A group of cyber-hackers from Russia and Ukraine were clearly risk-takers. But their actions after stealing embargoed news releases for publicly traded companies shows trades based on the lifted information were far from reckless, new research shows. 

Between 2010 and 2015, hackers had access to 9,000 press releases from three large newswire companies. They were made available to a select group of traders living in the U.S. who had given the hackers “shopping lists” of companies whose information they wanted before it was publicly released through the newswires. The traders typically traded on the stolen information for several hours before markets closed and when the news releases were officially published. 

The scheme collectively earned them more than US$100 million before prosecutors in the United States busted the hacking ring. The evidence gathered for the case, meanwhile, proved a phenomenal resource for researchers, says information economics researcher Charles Martineau, an assistant professor of finance at University of Toronto Scarborough and Rotman School of Management. Such insider trading is usually hard to study because it is hidden. Here, researchers were able to see what happened when firms’ news releases were stolen and when they were not, due to newswires temporarily plugging the breaches to their computer systems. 

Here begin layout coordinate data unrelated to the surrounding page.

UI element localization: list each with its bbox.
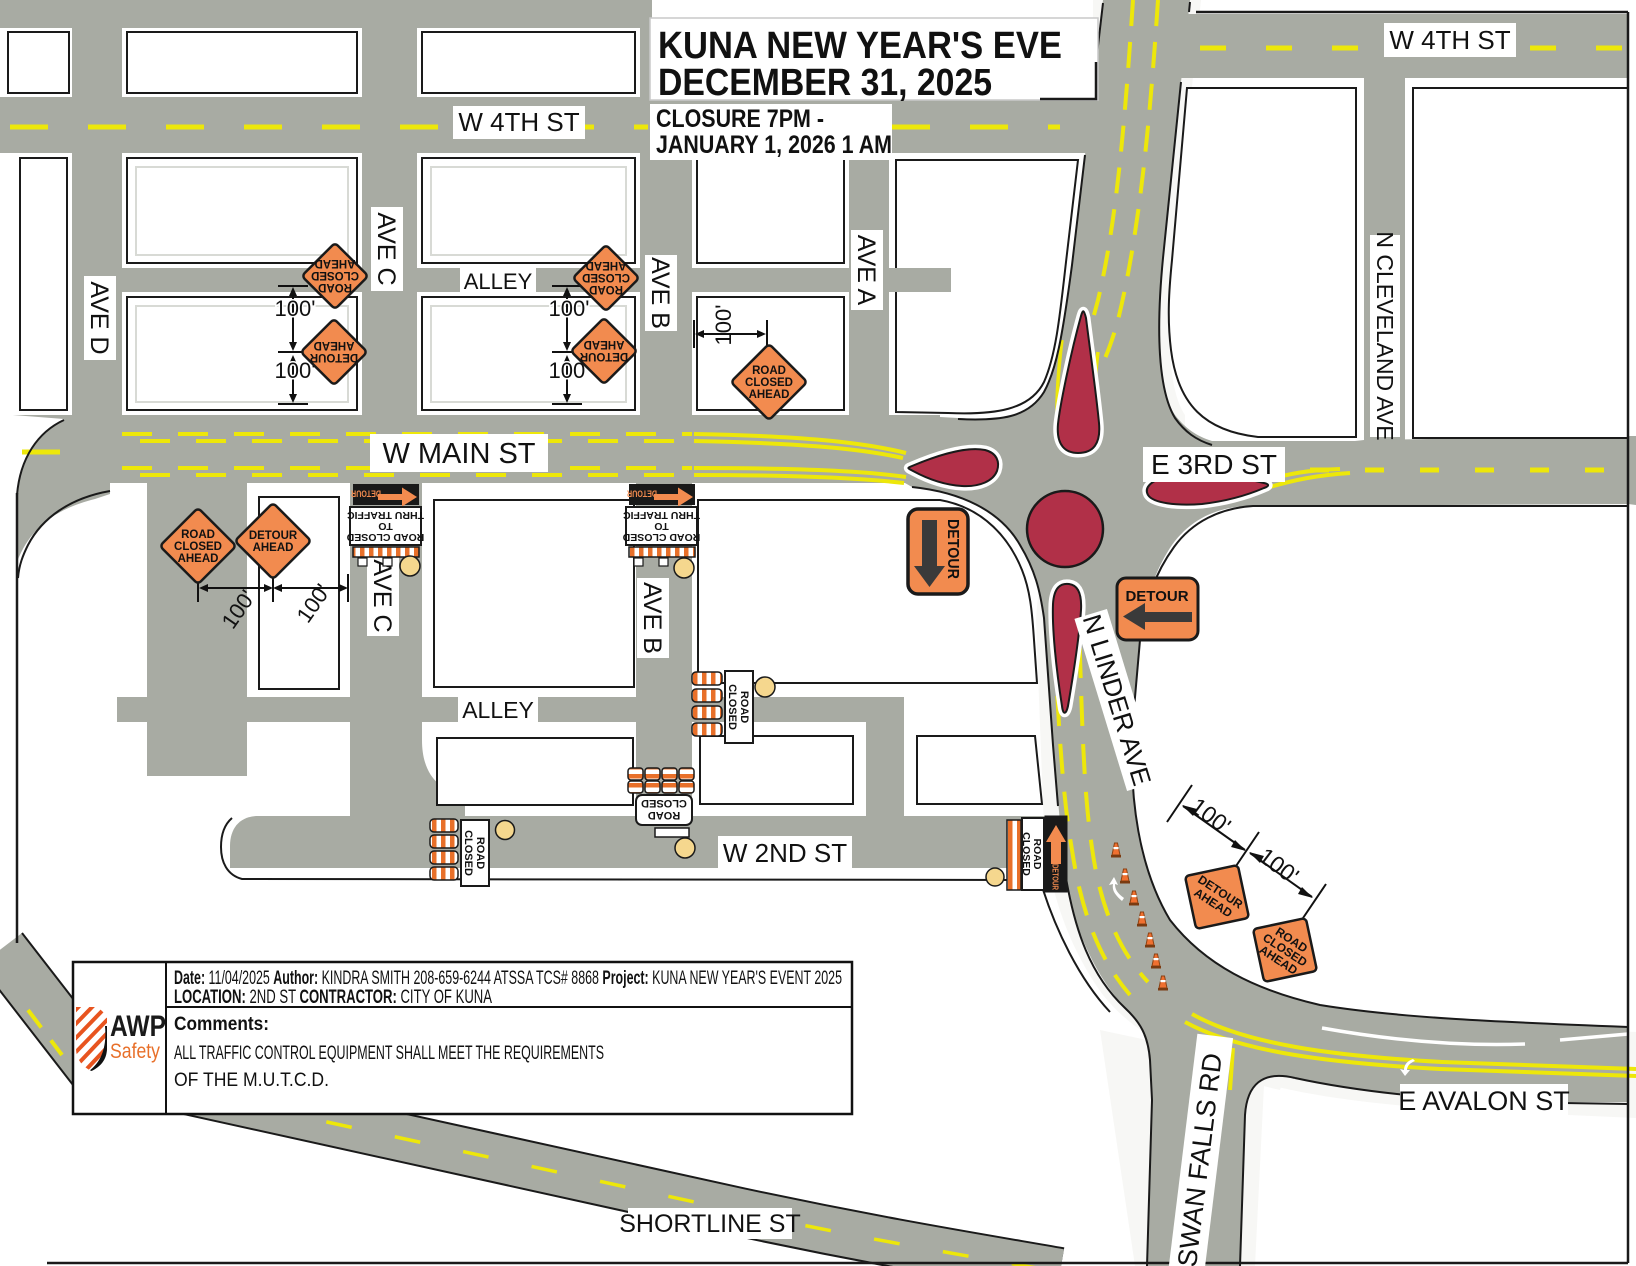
svg-text:ALLEY: ALLEY xyxy=(464,269,533,294)
svg-text:AVE D: AVE D xyxy=(85,281,113,354)
svg-text:DETOUR: DETOUR xyxy=(351,488,381,499)
svg-text:ROAD: ROAD xyxy=(181,529,215,541)
svg-text:CLOSED: CLOSED xyxy=(1020,832,1032,876)
svg-text:100': 100' xyxy=(275,296,316,321)
svg-text:100': 100' xyxy=(711,305,736,346)
svg-text:CLOSED: CLOSED xyxy=(582,271,630,283)
svg-text:DETOUR: DETOUR xyxy=(1051,864,1061,890)
svg-text:AVE C: AVE C xyxy=(372,212,400,285)
svg-text:CLOSED: CLOSED xyxy=(641,797,687,809)
svg-text:AHEAD: AHEAD xyxy=(749,389,790,401)
svg-text:LOCATION: 2ND ST CONTRACTOR: C: LOCATION: 2ND ST CONTRACTOR: CITY OF KUN… xyxy=(174,986,492,1008)
svg-text:AVE B: AVE B xyxy=(646,257,674,329)
svg-text:W 4TH ST: W 4TH ST xyxy=(458,107,579,137)
svg-text:DETOUR: DETOUR xyxy=(627,488,657,499)
svg-text:AVE A: AVE A xyxy=(852,235,880,306)
svg-text:SHORTLINE ST: SHORTLINE ST xyxy=(619,1210,801,1238)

“It allows us to answer fundamental questions in finance,” says Martineau. That includes how privately-obtained information, legal or not, affects individual trading choices, what impact that small amount of trading on private information has on a stock’s price, and how sensitive are liquidity providers — those doing the buying and selling on the other end — to the traders’ activities. 

Martineau and his co-researchers, Pat Akey, an assistant professor of finance at the University of Toronto Mississauga and the Rotman School, and Vincent Grégoire, of HEC Montreal, found that the traders with access to the hacked news releases preferred larger companies with strong analyst coverage and a greater ability to convert their shares into cash. They actively traded on firms where both the hard, numbers-based earnings information, and softer, text-based information gave similar signals about the future. They also traded when companies showed significant gaps between their trading price and value revealed through the stolen releases. 

“They were pretty good at inferring what were the best set of stocks to trade on,” says Martineau. “If the soft and the hard information pointed in different directions, they would avoid these firms.” 

But the market quickly grew wise to the unusual activity. Liquidity providers adjusted their prices in the face of the trading spikes, charging more when selling and offering less when buying. By the time markets reopened following official publication of the news releases and after the illegal trading, stocks had already incorporated up to 50 per cent of the news into their prices. 

Martineau said he was surprised by that high level of price incorporation. The research also holds lessons for traders who follow the rules. 

“If you don’t have both hard and soft signals, you are really at risk of not knowing how prices will respond to news,” he says. “The market cares not only about the numbers but also the text of the press release.” 


The study was published in the March 2022 issue of the Journal of Financial Economics.  


Charles Martineau is an assistant professor of finance at the University of Toronto Scarborough with a cross-appointment to the finance area at Rotman. Martineau specializes in the area of information economics.